State-dependent computation has a long history, developed in parallel in computer science by Alan Turing and in animal behavior by early ethologists such as Nils Tinbergen and Konrad Lorenz. Recent work in a variety of model organisms (C. elegans, drosophila, zebrafish, and rodents) have begun to revisit ethological theories of behavioral states and hierarchies, with more precise mathematical models of the underlying state-dependent computation.  

Dynamics of organized hierarchy

“In larval zebrafish, for example, foraging behavior is hierarchically organized at the level of exploitation and exploration states, which persists for minutes at a time. Each state is then further organized into shorter timescale states such as individual hunting sequences, which persist for seconds. From an ethological view, this is a classic behavioral hierarchy. However, we now have the tools to build dynamical systems models from large scale neural recordings to identify the nested neural dynamics that organize this hierarchy” explains principal investigator Jennifer Li.  

In the review, Jennifer Li and Drew Robson reformulates some of the classical ethological theories in a dynamical systems framework.

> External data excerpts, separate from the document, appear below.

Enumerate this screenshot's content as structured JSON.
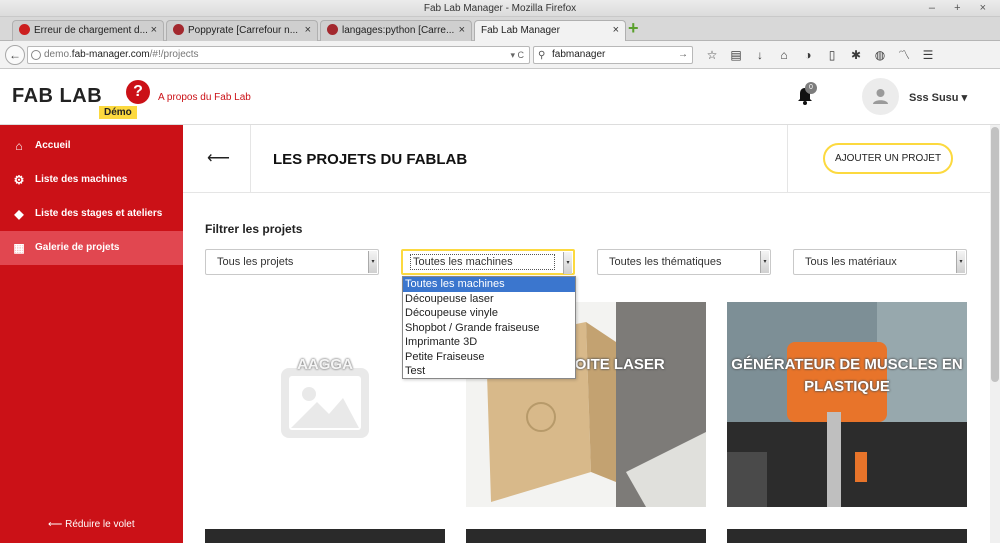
{
  "window": {
    "title": "Fab Lab Manager - Mozilla Firefox",
    "controls": "– + ×"
  },
  "tabs": [
    {
      "label": "Erreur de chargement d...",
      "icon": "error-icon",
      "color": "#cc1f1f"
    },
    {
      "label": "Poppyrate [Carrefour n...",
      "icon": "favicon-icon",
      "color": "#a3282e"
    },
    {
      "label": "langages:python [Carre...",
      "icon": "favicon-icon",
      "color": "#a3282e"
    },
    {
      "label": "Fab Lab Manager",
      "icon": "",
      "color": ""
    }
  ],
  "navbar": {
    "url_domain": "demo.fab-manager.com",
    "url_path": "/#!/projects",
    "search_value": "fabmanager"
  },
  "app": {
    "logo": "FAB LAB",
    "demo_badge": "Démo",
    "about_link": "A propos du Fab Lab",
    "notification_count": "0",
    "username": "Sss Susu ▾"
  },
  "sidebar": {
    "items": [
      {
        "label": "Accueil",
        "icon": "home-icon"
      },
      {
        "label": "Liste des machines",
        "icon": "gears-icon"
      },
      {
        "label": "Liste des stages et ateliers",
        "icon": "tags-icon"
      },
      {
        "label": "Galerie de projets",
        "icon": "grid-icon"
      }
    ],
    "collapse_label": "Réduire le volet"
  },
  "page": {
    "title": "LES PROJETS DU FABLAB",
    "add_button": "AJOUTER UN PROJET",
    "filter_title": "Filtrer les projets"
  },
  "filters": {
    "projects": "Tous les projets",
    "machines": "Toutes les machines",
    "themes": "Toutes les thématiques",
    "materials": "Tous les matériaux"
  },
  "machine_options": [
    "Toutes les machines",
    "Découpeuse laser",
    "Découpeuse vinyle",
    "Shopbot / Grande fraiseuse",
    "Imprimante 3D",
    "Petite Fraiseuse",
    "Test"
  ],
  "projects": [
    {
      "title": "AAGGA"
    },
    {
      "title": "PETITE BOITE LASER"
    },
    {
      "title": "GÉNÉRATEUR DE MUSCLES EN PLASTIQUE"
    }
  ],
  "colors": {
    "brand_red": "#cb1117",
    "accent_yellow": "#fcd93f",
    "active_item": "#e14750"
  }
}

In the process, they identify key limitations in our current understanding of the neuromodulatory activity that underlies complex hierarchies in natural behavior. “The brain does not perform invariant transformations of sensory inputs into behaviors. The internal state of the brain organizes the animal’s goals and motivations. However, there is not a simple one-to-one mapping between a unique set of neuromodulatory neurons and a given behavioral state. Internal brain states are multidimensional and dynamic,” describes principal investigator Drew Robson.

Multi-dimensional state space model

Indeed, the outcome from decades of brain research shows that there is a complex and recurrent neuromodulatory system at work, in which multiple neuromodulatory systems (e.g. serotonin, norepinephrine, dopamine, acetylcholine) interact with one another in a high dimensional state-space. “Each behavioral state occurs at a point somewhere in this state-space, with a set of paths that connect one state to another. We need both a comprehensive view of neuromodulatory activity and a large set of natural behavioral states to untangle this relationship,” Li concludes.    

Jennifer Li and Drew Robson are already starting to build a multi-dimensional state space model of internal brain states in zebrafish, which organizes the rich set of natural behaviors in this animal. They are a part of a new pioneering group of computational neuroethologists, opening a new chapter in understanding how our brain works to organize our behavior.